Systemd, is a tool to manage processes and systems in linux. It offers a very powerful logging solution to log service related information through its journal system. The journalctl service provides a way to access and manipulate the data stored in the systemd journal.
The main goal of this systemd’s journal is to have a centralized log management, merge logs from multiple sources to a single and easy to access source. The Journald daemon is responsible for collecting and managing log messages from a variety of components such as the kernel, initrd and other services.
The main advantage of using systemd journal includes dynamic log displays, arbitrary output formats and the ability to replace or complement existing syslog implementation. This centralized approach gives an efficient log analysis, which enables the users to have log data presented according to one’s needs.
Setting the System Time
Before getting into journalctl, it is important to make sure the system time settings are correct. Systemd provides the timedatectl tool for managing time-related configs. Use it to list all available time zones and set the appropriate time zone for your servers.
sudo timedatectl set-timezone <zone>
Basic Log Viewing
To view logs stored by the journald daemon, utilize the journalctl command. When executed without options, it displays all journal entries in a pager. You can navigate through the logs, which include information from the early boot process, kernel, initrd, and application standard error and output.
To display timestamps in UTC instead of local time, use the –utc flag:
Journal Filtering by Time
Displaying Logs from the Current Boot
A common scenario is viewing logs from the current boot. The -b flag achieves this:
For previous boots, utilize the –list-boots option to identify available boots and display logs from a specific boot using the -b flag along with the boot ID.
journalctl -b <boot-ID>
To filter logs within specific time ranges, use the –since and –until options. Time values can be absolute or relative, allowing flexibility in defining time windows.
journalctl --since "YYYY-MM-DD HH:MM:SS"
journalctl --since yesterday
journalctl --since 09:00 --until "1 hour ago"

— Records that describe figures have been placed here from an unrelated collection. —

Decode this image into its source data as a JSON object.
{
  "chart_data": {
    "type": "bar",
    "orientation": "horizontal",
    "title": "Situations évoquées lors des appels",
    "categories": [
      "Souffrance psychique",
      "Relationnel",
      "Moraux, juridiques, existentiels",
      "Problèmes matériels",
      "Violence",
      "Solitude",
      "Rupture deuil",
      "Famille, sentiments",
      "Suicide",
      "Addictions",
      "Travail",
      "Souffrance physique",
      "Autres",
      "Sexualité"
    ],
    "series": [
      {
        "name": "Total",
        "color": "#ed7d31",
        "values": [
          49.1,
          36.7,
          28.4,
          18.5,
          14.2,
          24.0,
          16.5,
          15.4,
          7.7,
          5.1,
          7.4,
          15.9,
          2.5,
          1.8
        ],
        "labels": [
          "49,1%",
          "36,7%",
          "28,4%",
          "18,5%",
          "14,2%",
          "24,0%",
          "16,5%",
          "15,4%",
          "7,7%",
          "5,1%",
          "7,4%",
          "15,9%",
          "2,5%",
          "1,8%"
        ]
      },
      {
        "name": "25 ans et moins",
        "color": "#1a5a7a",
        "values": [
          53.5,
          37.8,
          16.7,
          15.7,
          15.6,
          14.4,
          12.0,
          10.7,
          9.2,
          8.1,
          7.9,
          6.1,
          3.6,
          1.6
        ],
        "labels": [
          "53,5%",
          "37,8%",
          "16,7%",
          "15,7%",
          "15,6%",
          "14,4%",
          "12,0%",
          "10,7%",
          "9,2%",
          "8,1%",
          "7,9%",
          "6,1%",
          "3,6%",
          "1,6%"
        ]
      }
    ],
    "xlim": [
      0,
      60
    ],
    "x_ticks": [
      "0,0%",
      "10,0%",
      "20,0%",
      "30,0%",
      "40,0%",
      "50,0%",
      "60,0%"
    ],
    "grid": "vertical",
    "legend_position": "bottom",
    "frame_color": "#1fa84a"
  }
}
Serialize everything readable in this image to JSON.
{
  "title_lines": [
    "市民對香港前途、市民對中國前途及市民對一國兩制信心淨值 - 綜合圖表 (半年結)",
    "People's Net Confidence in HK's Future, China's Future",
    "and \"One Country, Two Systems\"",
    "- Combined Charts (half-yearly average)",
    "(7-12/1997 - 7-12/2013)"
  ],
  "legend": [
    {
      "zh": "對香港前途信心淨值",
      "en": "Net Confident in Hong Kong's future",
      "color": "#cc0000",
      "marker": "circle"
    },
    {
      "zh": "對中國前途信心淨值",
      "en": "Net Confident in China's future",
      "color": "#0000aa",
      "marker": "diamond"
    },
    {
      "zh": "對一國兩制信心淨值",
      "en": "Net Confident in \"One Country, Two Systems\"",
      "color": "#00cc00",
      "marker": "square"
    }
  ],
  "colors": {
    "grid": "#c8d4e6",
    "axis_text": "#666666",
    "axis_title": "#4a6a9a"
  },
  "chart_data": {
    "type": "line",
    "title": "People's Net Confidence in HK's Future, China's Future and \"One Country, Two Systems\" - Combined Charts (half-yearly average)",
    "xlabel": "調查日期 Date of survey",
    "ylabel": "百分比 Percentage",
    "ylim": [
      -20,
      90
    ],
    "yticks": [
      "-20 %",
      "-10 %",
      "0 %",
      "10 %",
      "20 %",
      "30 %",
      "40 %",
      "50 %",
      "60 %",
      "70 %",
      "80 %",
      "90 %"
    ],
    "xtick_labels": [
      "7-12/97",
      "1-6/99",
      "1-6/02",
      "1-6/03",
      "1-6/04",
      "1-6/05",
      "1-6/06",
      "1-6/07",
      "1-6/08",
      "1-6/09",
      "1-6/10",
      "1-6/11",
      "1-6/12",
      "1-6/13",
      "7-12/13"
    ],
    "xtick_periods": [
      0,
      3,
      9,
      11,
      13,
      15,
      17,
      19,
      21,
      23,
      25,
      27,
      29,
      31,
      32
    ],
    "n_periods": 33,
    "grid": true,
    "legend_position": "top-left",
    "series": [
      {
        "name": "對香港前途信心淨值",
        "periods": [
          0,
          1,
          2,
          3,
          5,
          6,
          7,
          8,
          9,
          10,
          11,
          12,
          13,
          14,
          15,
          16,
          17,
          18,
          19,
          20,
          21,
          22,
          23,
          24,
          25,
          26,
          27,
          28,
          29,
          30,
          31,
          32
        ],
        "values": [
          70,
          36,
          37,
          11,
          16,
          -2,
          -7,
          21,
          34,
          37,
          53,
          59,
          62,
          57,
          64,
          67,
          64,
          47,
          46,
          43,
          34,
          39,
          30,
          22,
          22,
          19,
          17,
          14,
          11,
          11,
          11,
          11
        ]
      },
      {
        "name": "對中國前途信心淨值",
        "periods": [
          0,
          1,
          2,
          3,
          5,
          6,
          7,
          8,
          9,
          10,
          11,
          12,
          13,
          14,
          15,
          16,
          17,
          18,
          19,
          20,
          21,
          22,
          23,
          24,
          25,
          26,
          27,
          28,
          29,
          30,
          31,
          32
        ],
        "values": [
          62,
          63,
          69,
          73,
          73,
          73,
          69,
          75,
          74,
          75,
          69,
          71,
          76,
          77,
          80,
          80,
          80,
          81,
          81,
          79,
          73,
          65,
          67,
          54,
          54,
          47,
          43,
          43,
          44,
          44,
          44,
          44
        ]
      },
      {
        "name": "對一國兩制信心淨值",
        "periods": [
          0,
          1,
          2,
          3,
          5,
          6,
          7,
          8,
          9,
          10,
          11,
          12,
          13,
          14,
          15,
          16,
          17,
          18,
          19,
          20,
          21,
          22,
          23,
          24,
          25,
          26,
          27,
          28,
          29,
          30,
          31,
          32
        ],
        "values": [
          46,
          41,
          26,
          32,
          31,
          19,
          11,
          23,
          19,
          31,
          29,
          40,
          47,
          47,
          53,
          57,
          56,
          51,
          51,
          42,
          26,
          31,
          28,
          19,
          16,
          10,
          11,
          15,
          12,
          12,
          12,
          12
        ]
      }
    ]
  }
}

Filtering by Message Interest
Filtering by unit (service) is useful for focusing on specific components. Use the -u option to retrieve logs related to a particular unit.
journalctl -u nginx.service
journalctl -u nginx.service --since today
journalctl -u nginx.service -u php-fpm.service --since today
By Process, User, or Group ID
Filter logs by process ID (_PID), user ID (_UID), or group ID (_GID). This can be valuable for isolating logs associated with specific processes or users.
journalctl _UID=<user-ID> --since today
journalctl -F _GID # Display available group IDs
By Component Path
Filter logs by providing an executable path. This is helpful when focusing on entries related to a specific executable.
Displaying Kernel Messages
Retrieve kernel messages using the -k or –dmesg flags:
journalctl -k -b -5 # Display messages from five boots ago
Filter logs by priority using the -p option, showing entries at or above the specified level.
journalctl -p err -b
Modifying the Journal Display
Truncate or Expand Output
Adjust how journalctl displays data by using the –no-full option to truncate output or the -a flag to display all information.
Output to Standard Out
By default, journalctl uses a pager. Use the –no-pager option to output directly to standard output, facilitating further processing.
Change the output format using the -o option with format specifiers such as json, json-pretty, short, etc.
journalctl -b -u nginx -o json
journalctl -b -u nginx -o json-pretty
Active Process Monitoring
Journalctl can serve as a real-time log monitoring tool.
Displaying Recent Logs
Use the -n option to display a specific number of recent log entries.
journalctl -n 20
Actively follow logs as they are written using the -f flag, similar to tail -f.
Finding Current Disk Usage
Check the current disk usage of the journal with the –disk-usage flag:
Deleting Old Logs
Shrink the journal by specifying a size with –vacuum-size or a cutoff time with –vacuum-time.
sudo journalctl --vacuum-size=1G
sudo journalctl --vacuum-time=1years
Limiting Journal Expansion
Configure journal growth limits in the journald.conf file, using options like SystemMaxUse, SystemKeepFree, etc.
The Journalctl command, coupled with systemd’s journal, offers a more robut solution for log management and analysis. The flexibility it offers, coupled with various filtering and formatting options, empowers the admins to efficiently navigate and extract valuable insights from system and app logs. Understanding this abilities of Journalctl enhances ability to troubleshoot, monitor, and maintain a systemd-based system effectively.